Compression of code in .zo files is enabled by default everywhere (except for a few days last week when I had that wrong in the new build system). The --enable-compress flag is about .zo files. Edit: The --enebale-compressmore flag is also about .zo files and covers the metadata that that surrounds machine code.

Boot files that implement Racket CS ("petite.boot" + "scheme.boot" + "racket.boot") are compressed on Windows and not on other platforms. That is, the --enable-compressboot default varies.

1 Like

Thanks!

For .zo files, is it also a time-for-space tradeoff, or does loading .zo files involve, say, copying, such that mmap wouldn't help much anyway?

Can Racket CS use .zo files compiled by a Racket that was configured with a different option for --enable-compress and/or --enable-compressmore?

Compression is a clear win for machine code in .zo files due to the way that it's instantiated on demand. Some machine code that has not yet been demanded can stay compressed in memory.

Since metadata is needed immediately when loading, compression doesn't help reduce its memory footprint. That part is a tradeoff in file size and bytes to load versus time to decompress. Filesystem caches tend to make the loading part fast enough that decompression time dominates.

The --enable-compress and --enable-compressmode flags affect only how .zo files are created by default, and any build can use both compressed and uncompressed files.
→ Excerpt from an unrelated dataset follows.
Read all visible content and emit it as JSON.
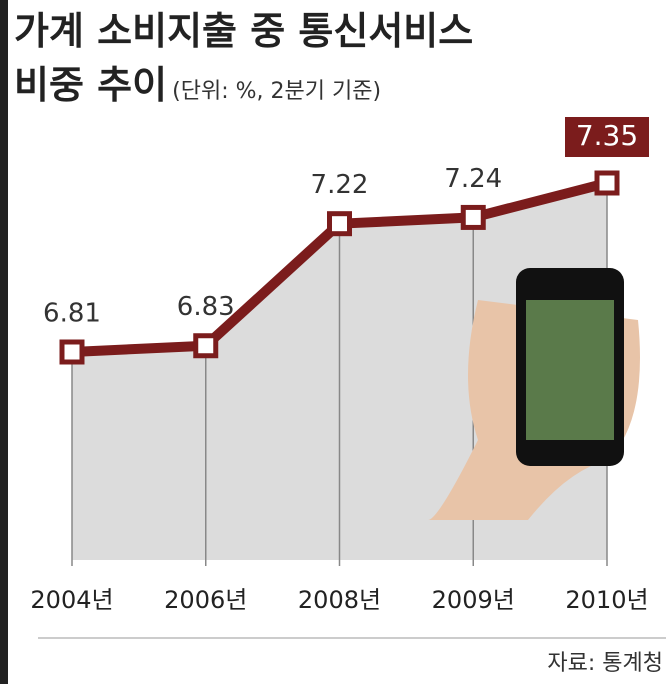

Also, there are environment variables like PLT_LINKLET_COMPRESS and PLT_LINKLET_COMPRESS_DATA that override the build-time default, although I see that the environment variables not currently documented.

1 Like

There's one aspect of this I'm still not sure I understand: What makes compression pay off for machine code in .zo files that isn't true of ordinary .so/.dylib/.dll files?

My vague impression has been that system dynamic linkers/loaders work differently than Racket CS's, and some difference—this is where things get especially handwavy, but something to do with garbage collection or the distinction between loading and instantiation or something—means that Racket CS has to do more work that mmaping the file.

Aside from not being sure if that's right, I also wonder if part of the answer is that compression could in fact be useful for ordinary ELF etc., too. I've used filesystem-level compression with ZFS and BTRFS, and, on a recent Debian installation, for example, /usr/bin and /usr/lib compress down to about 40% of their uncompressed size.